The greatest irony was that this was an idea I thought of too when I was a teenager. My perverted mind extended to anything sexual.

Hormones-driven, anything in the normal world was dick-shaped and ready to be experimented.

Thinking the whole world was dicks and a playground I’d love to try.

“What is that?” he asked.

“A girl wakes up from a bed made of naked men with erections. She grabs a cock and gives him a blow job as she rubs her eyes and then rolls on the men from top to bottom and back again.”

“Wow,” he replied.

“Yes. It’s so hot!  She brushes her teeth with a cock and squeezes another for ‘toothpaste’ and then pretends another is a tap to rinse her teeth.”

“Do you see their faces?” he asked.

“No. They have hood masks. You only see their bodies.”

Which made sense. If it was me, I’d have a stripping part and have the hands of men slowly take off my clothes and rub my body giving me a massage while a cock enters my pussy when I bend over to wear my pants.

The imagination can go wild. The furniture porn video was tamed compared to the many ways I could use a house full of dicks.

“In the movie, her girlfriends (Four other Japanese women) come to visit and each sit on a man-chair with the dicks sticking out and each woman gets fucked while they talk about everyday things, and eat their lunch.”

“I see the concept,” he said. Though he wasn’t as amused as I was. How is it a man running off to a circus not see this as funny?

Circus Guy wasn’t the only one who loved handstands. There were three others who were good with their hands. Calisthenics and Parkour were growing in popularity among their generation.

I always wondered what it was like to be moving one’s body in a continuous motion, never stopping, to keep going in that constant run.

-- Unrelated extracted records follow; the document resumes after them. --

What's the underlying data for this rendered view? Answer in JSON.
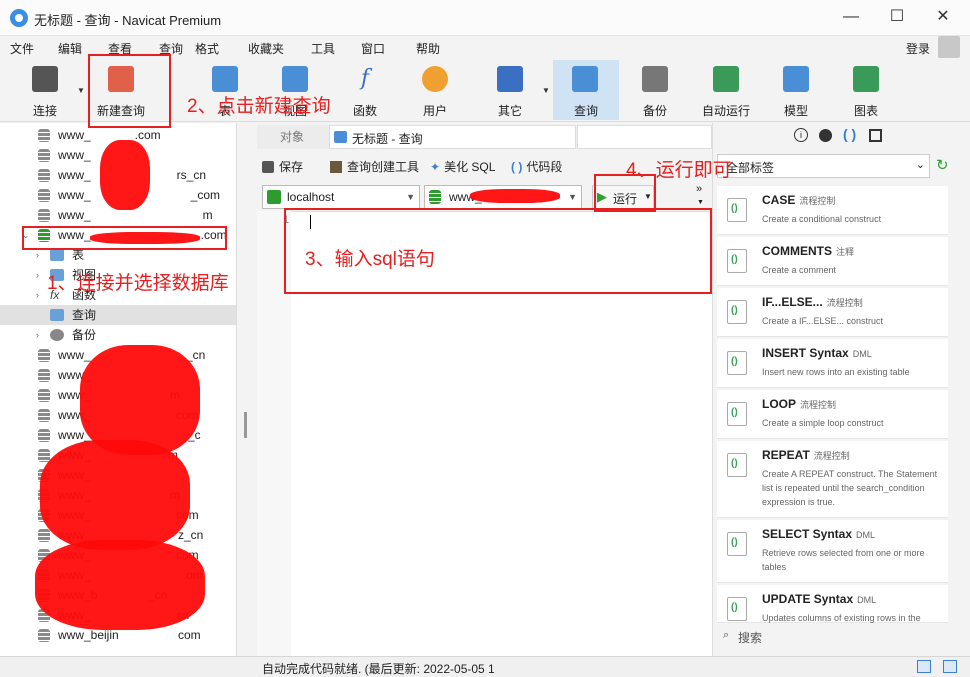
{
  "window": {
    "title": "无标题 - 查询 - Navicat Premium",
    "minimize": "—",
    "maximize": "☐",
    "close": "✕"
  },
  "menu": [
    "文件",
    "编辑",
    "查看",
    "查询",
    "格式",
    "收藏夹",
    "工具",
    "窗口",
    "帮助"
  ],
  "login": "登录",
  "toolbar": [
    {
      "label": "连接",
      "icon": "plug-icon",
      "color": "#555555"
    },
    {
      "label": "新建查询",
      "icon": "new-query-icon",
      "color": "#e0604a"
    },
    {
      "label": "表",
      "icon": "table-icon",
      "color": "#4a8fd6"
    },
    {
      "label": "视图",
      "icon": "view-icon",
      "color": "#4a8fd6"
    },
    {
      "label": "函数",
      "icon": "function-icon",
      "color": "#3a6fc2"
    },
    {
      "label": "用户",
      "icon": "user-icon",
      "color": "#f0a030"
    },
    {
      "label": "其它",
      "icon": "tools-icon",
      "color": "#3a6fc2"
    },
    {
      "label": "查询",
      "icon": "query-icon",
      "color": "#4a8fd6"
    },
    {
      "label": "备份",
      "icon": "backup-icon",
      "color": "#777777"
    },
    {
      "label": "自动运行",
      "icon": "auto-run-icon",
      "color": "#3a9a5a"
    },
    {
      "label": "模型",
      "icon": "model-icon",
      "color": "#4a8fd6"
    },
    {
      "label": "图表",
      "icon": "chart-icon",
      "color": "#3a9a5a"
    }
  ],
  "tree": {
    "rows": [
      {
        "label": "www_",
        "suffix": ".com"
      },
      {
        "label": "www_",
        "suffix": ""
      },
      {
        "label": "www_",
        "suffix": "rs_cn"
      },
      {
        "label": "www_",
        "suffix": "_com"
      },
      {
        "label": "www_",
        "suffix": "m"
      },
      {
        "label": "www_",
        "suffix": ".com"
      }
    ],
    "children": [
      "表",
      "视图",
      "函数",
      "查询",
      "备份"
    ],
    "more_rows": [
      {
        "label": "www_",
        "suffix": "_cn"
      },
      {
        "label": "www_",
        "suffix": ""
      },
      {
        "label": "www_",
        "suffix": "m"
      },
      {
        "label": "www_",
        "suffix": "com"
      },
      {
        "label": "www_",
        "suffix": "_c"
      },
      {
        "label": "www_",
        "suffix": "m"
      },
      {
        "label": "www_",
        "suffix": ""
      },
      {
        "label": "www_",
        "suffix": "m"
      },
      {
        "label": "www_",
        "suffix": "com"
      },
      {
        "label": "www_",
        "suffix": "z_cn"
      },
      {
        "label": "www_",
        "suffix": "com"
      },
      {
        "label": "www_",
        "suffix": "om"
      },
      {
        "label": "www_b",
        "suffix": "_cn"
      },
      {
        "label": "www_",
        "suffix": "_cn"
      },
      {
        "label": "www_beijin",
        "suffix": "com"
      }
    ]
  },
  "tabs": {
    "objects": "对象",
    "current": "无标题 - 查询"
  },
  "query_toolbar": {
    "save": "保存",
    "builder": "查询创建工具",
    "beautify": "美化 SQL",
    "snippet": "代码段"
  },
  "connection": "localhost",
  "database": "www_",
  "run_button": "运行",
  "editor": {
    "line_number": "1"
  },
  "right_panel": {
    "filter": "全部标签",
    "search_placeholder": "搜索",
    "snippets": [
      {
        "title": "CASE",
        "tag": "流程控制",
        "desc": "Create a conditional construct"
      },
      {
        "title": "COMMENTS",
        "tag": "注释",
        "desc": "Create a comment"
      },
      {
        "title": "IF...ELSE...",
        "tag": "流程控制",
        "desc": "Create a IF...ELSE... construct"
      },
      {
        "title": "INSERT Syntax",
        "tag": "DML",
        "desc": "Insert new rows into an existing table"
      },
      {
        "title": "LOOP",
        "tag": "流程控制",
        "desc": "Create a simple loop construct"
      },
      {
        "title": "REPEAT",
        "tag": "流程控制",
        "desc": "Create A REPEAT construct. The Statement list is repeated until the search_condition expression is true."
      },
      {
        "title": "SELECT Syntax",
        "tag": "DML",
        "desc": "Retrieve rows selected from one or more tables"
      },
      {
        "title": "UPDATE Syntax",
        "tag": "DML",
        "desc": "Updates columns of existing rows in the"
      }
    ]
  },
  "status": "自动完成代码就绪. (最后更新: 2022-05-05 1",
  "annotations": {
    "step1": "1、连接并选择数据库",
    "step2": "2、点击新建查询",
    "step3": "3、输入sql语句",
    "step4": "4、运行即可"
  }
}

I wish I could be like that. Unafraid of falling or breaking some bones.

Do guys like them have never-ending energy? I had to prove that point because experiments were something I enjoyed.

I slept with all three guys except Circus Guy, and the conclusion was, it didn’t matter.

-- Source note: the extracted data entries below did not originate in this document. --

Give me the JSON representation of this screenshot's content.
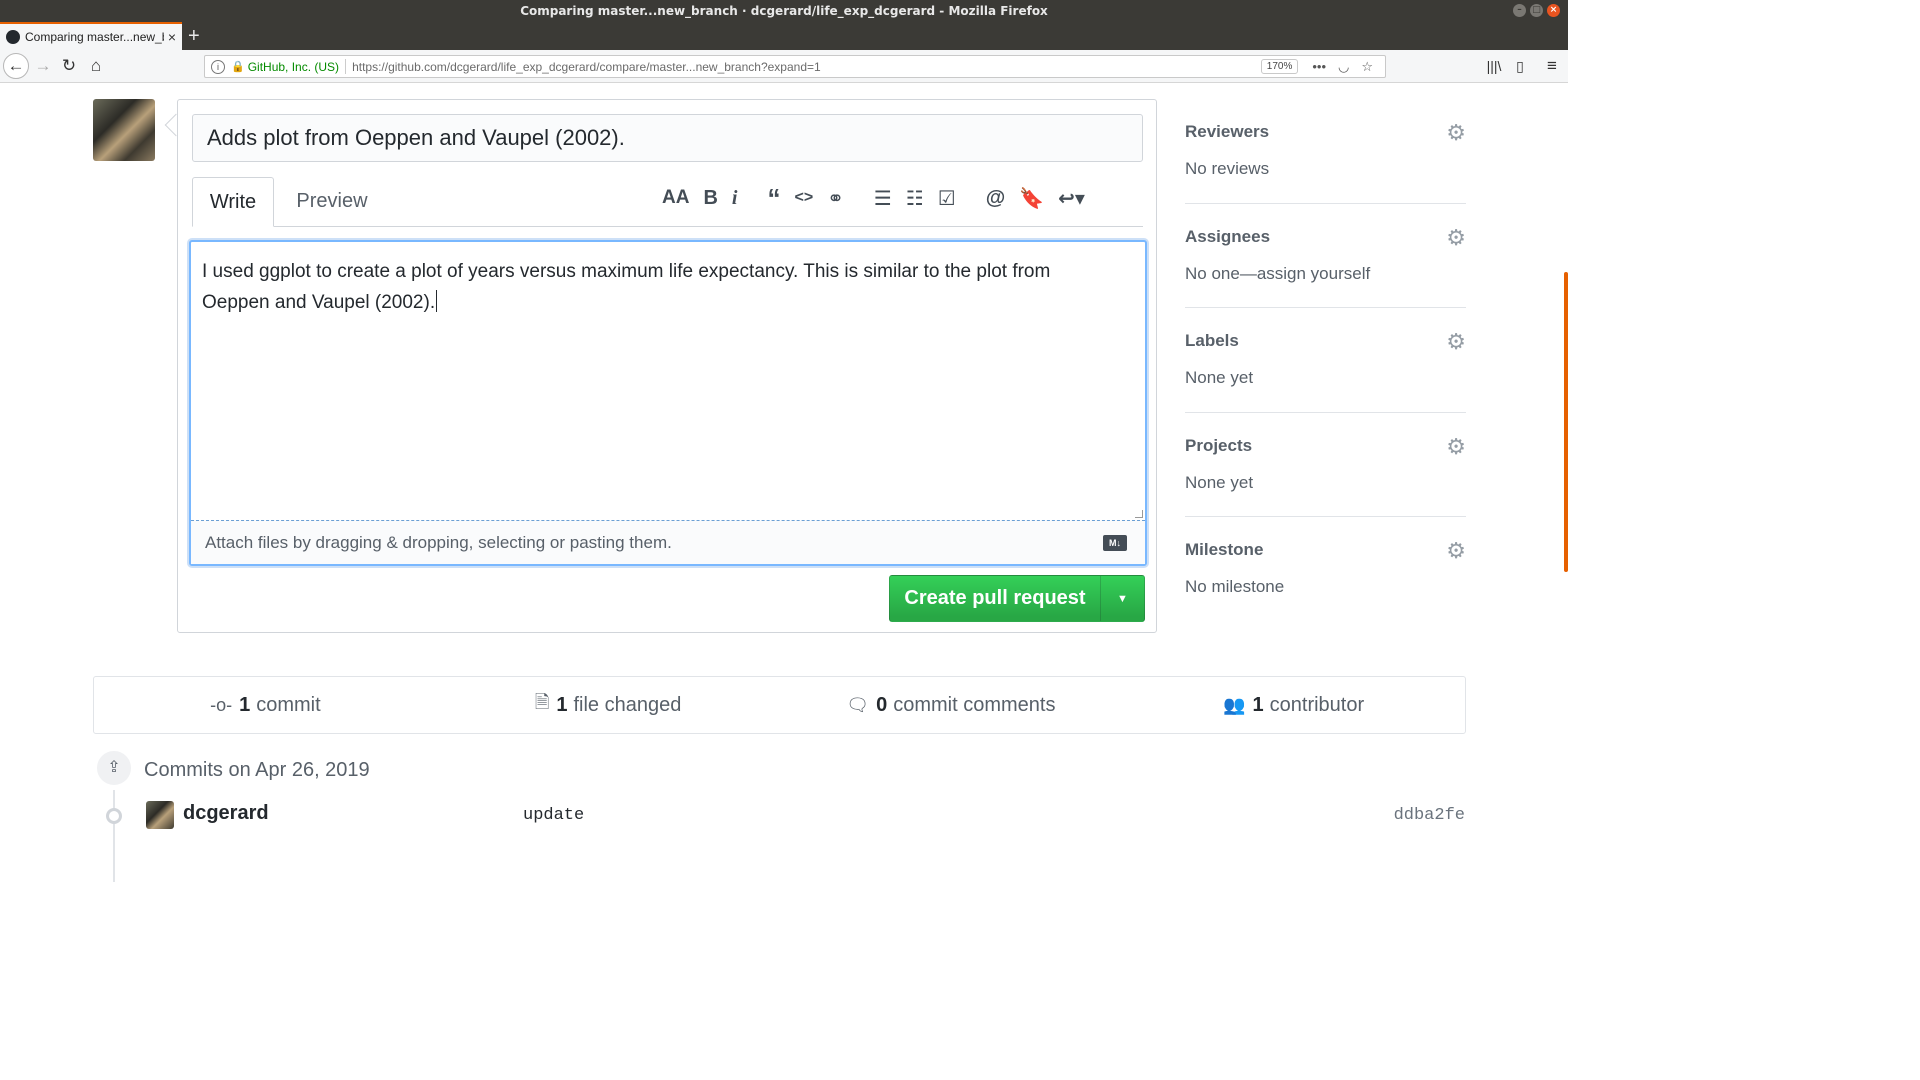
{
  "window": {
    "title": "Comparing master...new_branch · dcgerard/life_exp_dcgerard - Mozilla Firefox"
  },
  "browser": {
    "tab_title": "Comparing master...new_branch",
    "new_tab_label": "+",
    "url_identity": "GitHub, Inc. (US)",
    "url": "https://github.com/dcgerard/life_exp_dcgerard/compare/master...new_branch?expand=1",
    "zoom": "170%"
  },
  "pr_form": {
    "title_value": "Adds plot from Oeppen and Vaupel (2002).",
    "tabs": {
      "write": "Write",
      "preview": "Preview"
    },
    "toolbar_icons": [
      "header-icon",
      "bold-icon",
      "italic-icon",
      "quote-icon",
      "code-icon",
      "link-icon",
      "bullet-list-icon",
      "numbered-list-icon",
      "task-list-icon",
      "mention-icon",
      "reference-icon",
      "reply-icon"
    ],
    "body_text": "I used ggplot to create a plot of years versus maximum life expectancy. This is similar to the plot from Oeppen and Vaupel (2002).",
    "attach_hint": "Attach files by dragging & dropping, selecting or pasting them.",
    "create_button": "Create pull request"
  },
  "sidebar": {
    "sections": [
      {
        "heading": "Reviewers",
        "value": "No reviews"
      },
      {
        "heading": "Assignees",
        "value": "No one—assign yourself"
      },
      {
        "heading": "Labels",
        "value": "None yet"
      },
      {
        "heading": "Projects",
        "value": "None yet"
      },
      {
        "heading": "Milestone",
        "value": "No milestone"
      }
    ]
  },
  "stats": {
    "commits": {
      "count": "1",
      "label": "commit"
    },
    "files": {
      "count": "1",
      "label": "file changed"
    },
    "comments": {
      "count": "0",
      "label": "commit comments"
    },
    "contributors": {
      "count": "1",
      "label": "contributor"
    }
  },
  "commits": {
    "date_heading": "Commits on Apr 26, 2019",
    "items": [
      {
        "author": "dcgerard",
        "message": "update",
        "sha": "ddba2fe"
      }
    ]
  },
  "colors": {
    "accent_green": "#28a745",
    "focus_blue": "#79b8ff",
    "firefox_orange": "#e66000"
  }
}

Out of 3, only 1 had the stamina to play with me. The rest were knocked out after two cums. Circus Guy, I wouldn’t know because what we had was short-lived.

“Have you wondered what it was like to have a blow job while doing your handstand?” My curiosity was going to eat me again.

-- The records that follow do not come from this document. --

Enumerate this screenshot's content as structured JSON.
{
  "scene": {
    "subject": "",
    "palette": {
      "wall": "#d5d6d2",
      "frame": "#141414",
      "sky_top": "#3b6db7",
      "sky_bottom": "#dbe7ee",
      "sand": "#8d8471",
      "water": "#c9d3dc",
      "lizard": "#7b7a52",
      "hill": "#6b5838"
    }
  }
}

“What?” His emoticon was angry.

“What?” I replied. “Aren’t you curious?”

“No! Handstanding is serious.”

“Yes, of course. But do you get excited upside down?” I pushed on. Rationality had stopped. We have passed Faux Pas, landing in the red zone.

My feet were bubbling in lava, but my stubborn, fixated mind kept going.

“Fuck you,” he texted and in one shot, I was blocked.

I deserved it. Or did I? Did it warrant that extreme an action?

Sometimes I wondered if I was taking this BRAT thing too seriously.

Who was gonna punish this naughty puppy? You?

Until then, I will keep burning bridges till someone stops me.